3) Ceremony bathing bride. On the banks of the river where the party took place, Chief Purworejo submit both the bride to the village elders (shaman named champion Dullah), who led the grandfather is bathing ceremony bride with flower water. Gathering of the bride is called "jemuk". Grandpa (village elders) say prayers and mantras, with the mediation of the two tails (the bride) were washed, the grandfather asking the Lord to rain down.
4) ngalap Blessing Ceremony. Ngalap ceremonial blessing of salvation with yellow rice cone. After the prayers are being said, the residents held a meal with so-called "kembul Bujana punar" means that villagers alternately ngestreni (attend) took the yellow rice. Prepared yellow rice cone the bridegroom (Head Purworejo).

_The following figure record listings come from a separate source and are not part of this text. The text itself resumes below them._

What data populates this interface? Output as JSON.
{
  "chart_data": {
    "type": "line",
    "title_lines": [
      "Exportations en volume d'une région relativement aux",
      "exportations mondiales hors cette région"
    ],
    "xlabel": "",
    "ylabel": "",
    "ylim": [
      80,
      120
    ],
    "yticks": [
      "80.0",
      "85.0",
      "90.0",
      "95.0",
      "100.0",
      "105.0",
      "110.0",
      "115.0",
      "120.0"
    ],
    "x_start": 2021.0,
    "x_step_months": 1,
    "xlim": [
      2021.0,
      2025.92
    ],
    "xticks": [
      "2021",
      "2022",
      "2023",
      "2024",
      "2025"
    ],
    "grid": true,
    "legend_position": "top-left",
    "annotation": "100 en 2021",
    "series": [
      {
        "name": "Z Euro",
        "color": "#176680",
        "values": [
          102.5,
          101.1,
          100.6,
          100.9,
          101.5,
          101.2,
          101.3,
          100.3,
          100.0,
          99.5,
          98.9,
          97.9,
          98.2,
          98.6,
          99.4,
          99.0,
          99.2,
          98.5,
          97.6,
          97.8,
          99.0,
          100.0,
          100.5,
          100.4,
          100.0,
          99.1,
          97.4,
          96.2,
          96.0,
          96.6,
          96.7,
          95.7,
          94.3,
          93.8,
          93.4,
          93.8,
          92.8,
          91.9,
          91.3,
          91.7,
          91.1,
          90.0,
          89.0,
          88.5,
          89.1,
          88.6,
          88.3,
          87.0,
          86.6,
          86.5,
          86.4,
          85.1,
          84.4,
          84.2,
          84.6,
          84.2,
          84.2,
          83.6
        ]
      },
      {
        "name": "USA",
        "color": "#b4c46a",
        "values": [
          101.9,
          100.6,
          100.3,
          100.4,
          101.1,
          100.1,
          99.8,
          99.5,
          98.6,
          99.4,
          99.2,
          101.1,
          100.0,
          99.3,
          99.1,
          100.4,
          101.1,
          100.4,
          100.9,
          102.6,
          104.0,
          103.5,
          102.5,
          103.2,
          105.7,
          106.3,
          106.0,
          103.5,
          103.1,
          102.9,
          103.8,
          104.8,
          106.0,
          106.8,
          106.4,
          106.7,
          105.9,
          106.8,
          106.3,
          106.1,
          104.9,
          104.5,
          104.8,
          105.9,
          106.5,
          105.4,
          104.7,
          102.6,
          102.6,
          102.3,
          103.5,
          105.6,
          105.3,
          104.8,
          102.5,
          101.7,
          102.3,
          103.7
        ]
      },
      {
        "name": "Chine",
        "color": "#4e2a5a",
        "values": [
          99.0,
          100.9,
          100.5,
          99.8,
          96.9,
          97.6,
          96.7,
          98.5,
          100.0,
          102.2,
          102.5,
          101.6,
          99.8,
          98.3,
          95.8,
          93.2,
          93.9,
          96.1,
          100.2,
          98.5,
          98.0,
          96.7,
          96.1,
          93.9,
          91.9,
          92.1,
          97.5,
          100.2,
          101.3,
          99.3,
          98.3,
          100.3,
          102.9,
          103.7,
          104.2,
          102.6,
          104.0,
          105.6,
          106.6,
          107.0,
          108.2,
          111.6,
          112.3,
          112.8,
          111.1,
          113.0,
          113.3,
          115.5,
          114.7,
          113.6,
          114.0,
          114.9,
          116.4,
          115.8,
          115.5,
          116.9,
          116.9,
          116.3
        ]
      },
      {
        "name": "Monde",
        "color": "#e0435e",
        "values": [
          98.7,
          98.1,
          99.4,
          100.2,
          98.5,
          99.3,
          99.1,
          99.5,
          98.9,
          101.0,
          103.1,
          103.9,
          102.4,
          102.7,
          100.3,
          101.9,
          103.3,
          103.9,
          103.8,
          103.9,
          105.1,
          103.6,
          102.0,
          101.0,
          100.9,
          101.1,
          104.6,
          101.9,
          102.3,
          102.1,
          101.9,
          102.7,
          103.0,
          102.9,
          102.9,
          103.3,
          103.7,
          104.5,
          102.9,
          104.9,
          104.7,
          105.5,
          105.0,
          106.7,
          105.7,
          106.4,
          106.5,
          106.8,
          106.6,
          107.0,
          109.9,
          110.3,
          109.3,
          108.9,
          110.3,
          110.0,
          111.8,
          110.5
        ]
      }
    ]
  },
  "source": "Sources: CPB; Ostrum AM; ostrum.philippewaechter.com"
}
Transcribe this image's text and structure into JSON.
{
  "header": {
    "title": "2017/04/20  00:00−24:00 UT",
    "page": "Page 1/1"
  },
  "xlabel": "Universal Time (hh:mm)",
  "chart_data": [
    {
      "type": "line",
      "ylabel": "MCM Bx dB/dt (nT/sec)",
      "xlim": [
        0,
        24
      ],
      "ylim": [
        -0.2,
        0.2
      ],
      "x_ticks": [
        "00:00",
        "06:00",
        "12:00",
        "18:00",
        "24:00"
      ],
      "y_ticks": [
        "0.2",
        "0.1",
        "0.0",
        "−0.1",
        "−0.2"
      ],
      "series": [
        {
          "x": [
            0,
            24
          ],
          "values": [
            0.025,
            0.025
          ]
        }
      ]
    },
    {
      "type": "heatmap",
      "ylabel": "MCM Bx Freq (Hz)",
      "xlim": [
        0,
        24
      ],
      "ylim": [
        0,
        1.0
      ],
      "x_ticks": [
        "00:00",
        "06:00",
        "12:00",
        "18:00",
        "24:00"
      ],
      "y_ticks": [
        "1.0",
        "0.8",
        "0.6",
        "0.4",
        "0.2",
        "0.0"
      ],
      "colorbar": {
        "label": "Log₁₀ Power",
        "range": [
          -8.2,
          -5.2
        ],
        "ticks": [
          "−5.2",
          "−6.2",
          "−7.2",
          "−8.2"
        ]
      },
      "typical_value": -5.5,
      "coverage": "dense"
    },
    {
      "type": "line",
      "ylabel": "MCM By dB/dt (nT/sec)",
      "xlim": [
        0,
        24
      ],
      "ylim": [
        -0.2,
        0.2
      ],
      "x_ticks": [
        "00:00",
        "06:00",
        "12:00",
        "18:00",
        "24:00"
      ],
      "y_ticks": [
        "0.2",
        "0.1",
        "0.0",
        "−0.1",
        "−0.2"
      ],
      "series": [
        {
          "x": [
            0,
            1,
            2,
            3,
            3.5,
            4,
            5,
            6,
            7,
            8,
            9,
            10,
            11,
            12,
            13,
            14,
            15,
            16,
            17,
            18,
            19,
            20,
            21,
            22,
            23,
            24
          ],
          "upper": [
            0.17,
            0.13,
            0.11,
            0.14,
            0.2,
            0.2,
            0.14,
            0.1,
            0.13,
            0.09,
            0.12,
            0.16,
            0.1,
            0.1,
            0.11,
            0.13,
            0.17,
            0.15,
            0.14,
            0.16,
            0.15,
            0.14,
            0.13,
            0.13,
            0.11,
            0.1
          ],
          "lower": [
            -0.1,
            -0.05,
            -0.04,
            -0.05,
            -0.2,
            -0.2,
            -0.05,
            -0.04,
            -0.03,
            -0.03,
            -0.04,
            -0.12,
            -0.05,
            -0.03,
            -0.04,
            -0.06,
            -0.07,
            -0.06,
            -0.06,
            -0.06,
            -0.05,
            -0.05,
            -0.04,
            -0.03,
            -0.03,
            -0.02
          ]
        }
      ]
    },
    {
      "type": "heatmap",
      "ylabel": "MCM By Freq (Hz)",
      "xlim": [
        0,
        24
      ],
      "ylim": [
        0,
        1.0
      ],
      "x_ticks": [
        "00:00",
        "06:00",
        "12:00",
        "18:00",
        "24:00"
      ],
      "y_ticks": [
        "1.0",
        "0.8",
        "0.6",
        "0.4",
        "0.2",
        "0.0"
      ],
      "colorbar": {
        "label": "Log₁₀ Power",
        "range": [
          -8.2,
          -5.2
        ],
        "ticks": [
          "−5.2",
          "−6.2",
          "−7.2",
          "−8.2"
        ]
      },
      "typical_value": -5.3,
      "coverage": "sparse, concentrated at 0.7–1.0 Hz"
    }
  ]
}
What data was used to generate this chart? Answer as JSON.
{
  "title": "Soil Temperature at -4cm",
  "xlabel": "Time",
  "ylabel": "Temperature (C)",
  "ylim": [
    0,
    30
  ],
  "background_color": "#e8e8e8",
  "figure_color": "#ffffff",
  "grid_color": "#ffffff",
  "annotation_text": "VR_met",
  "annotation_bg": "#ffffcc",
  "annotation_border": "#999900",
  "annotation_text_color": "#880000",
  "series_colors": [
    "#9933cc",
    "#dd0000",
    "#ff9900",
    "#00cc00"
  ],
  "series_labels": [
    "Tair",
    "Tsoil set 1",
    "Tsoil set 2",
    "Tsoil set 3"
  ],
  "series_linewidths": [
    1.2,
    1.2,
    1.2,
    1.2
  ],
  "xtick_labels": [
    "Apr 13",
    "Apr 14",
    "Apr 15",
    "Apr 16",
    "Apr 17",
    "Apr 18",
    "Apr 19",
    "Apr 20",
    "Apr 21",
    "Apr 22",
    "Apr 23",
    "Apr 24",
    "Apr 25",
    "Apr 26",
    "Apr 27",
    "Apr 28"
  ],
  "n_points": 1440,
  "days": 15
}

5)-Sungkeman closing ceremony. Upon completion ngalap blessing ceremony, the ceremony continued with Sungkeman. The family of the bridegroom and the women took turns holding Sungkeman as a sign of the end of the ceremony "mantuKucing".Shaman grandfather asks all residents to follow in order to leave the ceremony, go to their homes safely.
Description Ceremony
Ceremonies "MantuKucing" using music pengirng selawatan, which refers to the ritual and tradition of the Prophet Khataman. Dialogues spoken by distinctive look:
1) the resignation dialog spoken by the bride's mother Arjowinangun village chief, addressed to Mr. bridegroom (Head Purworejo).
2) Dialog "winnowing" (acceptance) spoken by the bridegroom (Head Purworejo) addressed to the mother of the village chief Arjowinangun.
3) Dialogue resigned the bride (chief Purworejo) to the village elders / grandpa / grandma Dullah.
4) Monologue village elders (grandparents) who led the ceremony witnessed by all citizens in the community who attended (mangestreni) circuit prayer words / pronunciation of spells towards the implementation of the "kembul Bujana punaru".Statement of village elders that the ceremony has been completed, all the residents were returned to their respective homes safely (raharjo slamet, ora ana Alangan anything).